2012-02-18 Thread Romain Beauxis
Hi all,

2012/2/18 Julien Cristau :
> On Fri, Feb 17, 2012 at 18:36:56 +0100, Mike Hommey wrote:
>
>> Oh, so OSS4 provides an Alsa API that is not compatible with Alsa's.
>> Awesome.
>>
> The oss4 package should die a painful death.

2012/2/18 Josselin Mouette :
> Le vendredi 17 février 2012 à 22:13 +0100, Axel Beckert a écrit :
>> Ben Hutchings wrote:
>> > 'Let the user choose' is almost as stupid an idea for drivers as it
>> > is for health insurance.
>>
>> I.e. it is a good idea?
>
> This question would be funny if so many politicians weren’t spreading
> such shit around.
>
>> > No-one wants to think about that, they just want their shit to work.
>>
>> I disagree. Choice is one of the strengths of free software.
>
> Wrong, wrong, wrong again, and again wrong.
> http://www.redhat.com/archives/rhl-devel-list/2008-January/msg00861.html

(I haven't been involved in oss4 packaging for a while now but since I
did write the original ITP I feel like I could drop my 2 cents..)
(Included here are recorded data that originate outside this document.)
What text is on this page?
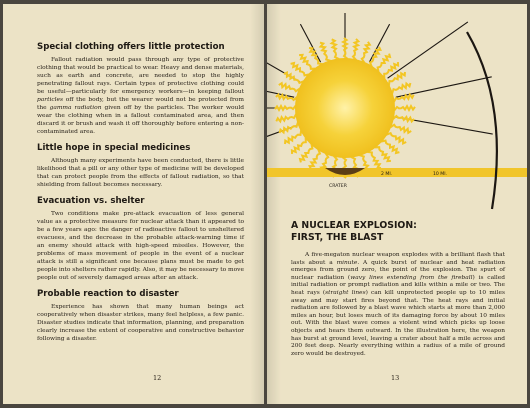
Special clothing offers little protection

Fallout radiation would pass through any type of protective clothing that would be practical to wear. Heavy and dense materials, such as earth and concrete, are needed to stop the highly penetrating fallout rays. Certain types of protective clothing could be useful—particularly for emergency workers—in keeping fallout particles off the body, but the wearer would not be protected from the gamma radiation given off by the particles. The worker would wear the clothing when in a fallout contaminated area, and then discard it or brush and wash it off thoroughly before entering a non-contaminated area.

Little hope in special medicines

Although many experiments have been conducted, there is little likelihood that a pill or any other type of medicine will be developed that can protect people from the effects of fallout radiation, so that shielding from fallout becomes necessary.

Evacuation vs. shelter

Two conditions make pre-attack evacuation of less general value as a protective measure for nuclear attack than it appeared to be a few years ago: the danger of radioactive fallout to unsheltered evacuees, and the decrease in the probable attack-warning time if an enemy should attack with high-speed missiles. However, the problems of mass movement of people in the event of a nuclear attack is still a significant one because plans must be made to get people into shelters rather rapidly. Also, it may be necessary to move people out of severely damaged areas after an attack.

Probable reaction to disaster

Experience has shown that many human beings act cooperatively when disaster strikes, many feel helpless, a few panic. Disaster studies indicate that information, planning, and preparation clearly increase the extent of cooperative and constructive behavior following a disaster.

12
CRATER
2 MI.	10 MI.
A NUCLEAR EXPLOSION:
FIRST, THE BLAST

A five-megaton nuclear weapon explodes with a brilliant flash that lasts about a minute. A quick burst of nuclear and heat radiation emerges from ground zero, the point of the explosion. The spurt of nuclear radiation (wavy lines extending from the fireball) is called initial radiation or prompt radiation and kills within a mile or two. The heat rays (straight lines) can kill unprotected people up to 10 miles away and may start fires beyond that. The heat rays and initial radiation are followed by a blast wave which starts at more than 2,000 miles an hour, but loses much of its damaging force by about 10 miles out. With the blast wave comes a violent wind which picks up loose objects and hears them outward. In the illustration here, the weapon has burst at ground level, leaving a crater about half a mile across and 200 feet deep. Nearly everything within a radius of a mile of ground zero would be destroyed.

13
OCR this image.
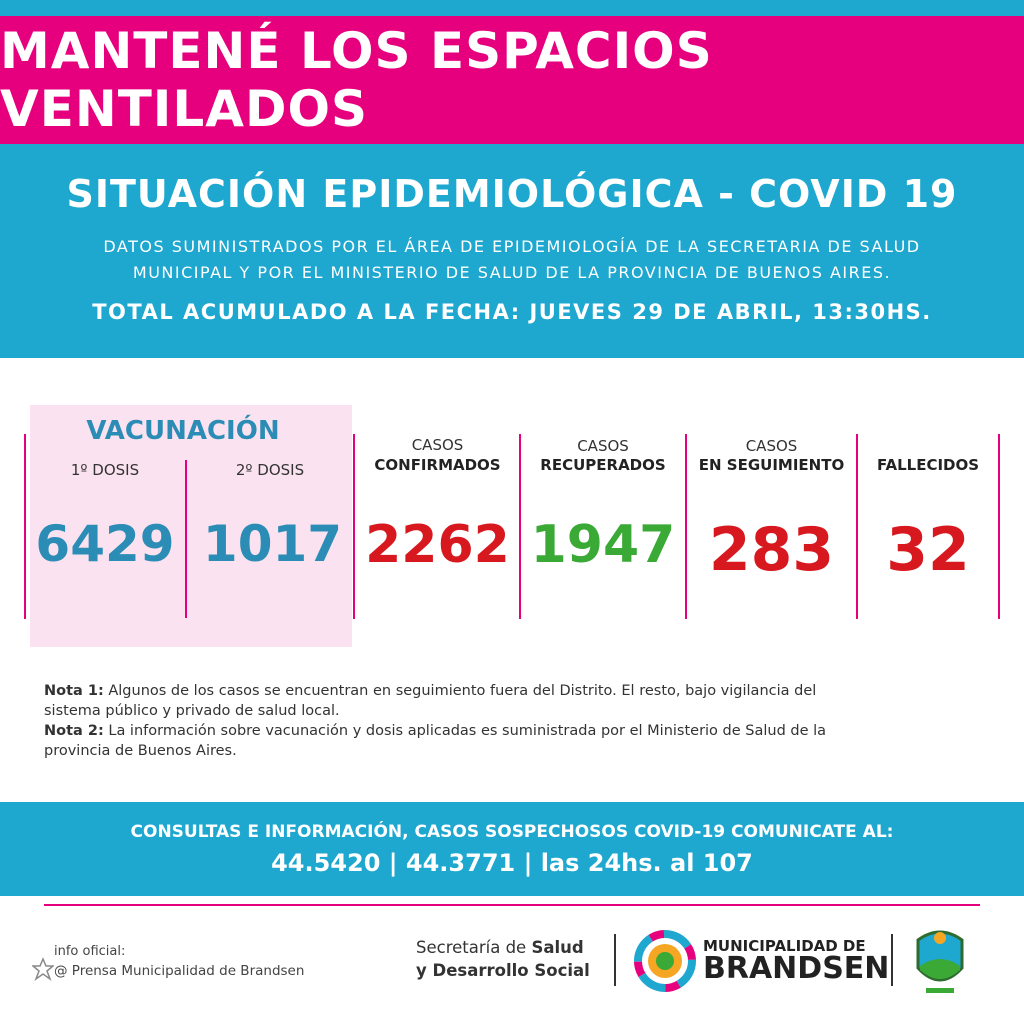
MANTENÉ LOS ESPACIOS VENTILADOS
SITUACIÓN EPIDEMIOLÓGICA - COVID 19
DATOS SUMINISTRADOS POR EL ÁREA DE EPIDEMIOLOGÍA DE LA SECRETARIA DE SALUD
MUNICIPAL Y POR EL MINISTERIO DE SALUD DE LA PROVINCIA DE BUENOS AIRES.
TOTAL ACUMULADO A LA FECHA: JUEVES 29 DE ABRIL, 13:30HS.
VACUNACIÓN
1º DOSIS	2º DOSIS
6429 1017
CASOS
CONFIRMADOS
2262
CASOS
RECUPERADOS
1947
CASOS
EN SEGUIMIENTO
283
FALLECIDOS
32
Nota 1: Algunos de los casos se encuentran en seguimiento fuera del Distrito. El resto, bajo vigilancia del sistema público y privado de salud local.
Nota 2: La información sobre vacunación y dosis aplicadas es suministrada por el Ministerio de Salud de la provincia de Buenos Aires.
CONSULTAS E INFORMACIÓN, CASOS SOSPECHOSOS COVID-19 COMUNICATE AL:
44.5420 | 44.3771 | las 24hs. al 107
info oficial:
@ Prensa Municipalidad de Brandsen
Secretaría de Salud
y Desarrollo Social
MUNICIPALIDAD DE
BRANDSEN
I find it interesting to have such very sharp comments on a package
that has been around for quite some times now.

Regardless, if we go down the path of making straight up choices for
our users, I'd suggest that we also get rid of either Gnome or KDE..
They already don't fit both in our install medias anymore, right?

More seriously there are people who care about their sound drivers in
more specific ways than the average user who "just wants his shit to
work" (sic). There are also people using OSes that do not have ALSA
and, interestingly, we happen to support some of those.

I am personally all about our making choices as a distribution as to
which set of software we choose to focus on. However, it is also
possible to provide alternatives that have a smaller user base but are
nevertheless interesting for some people.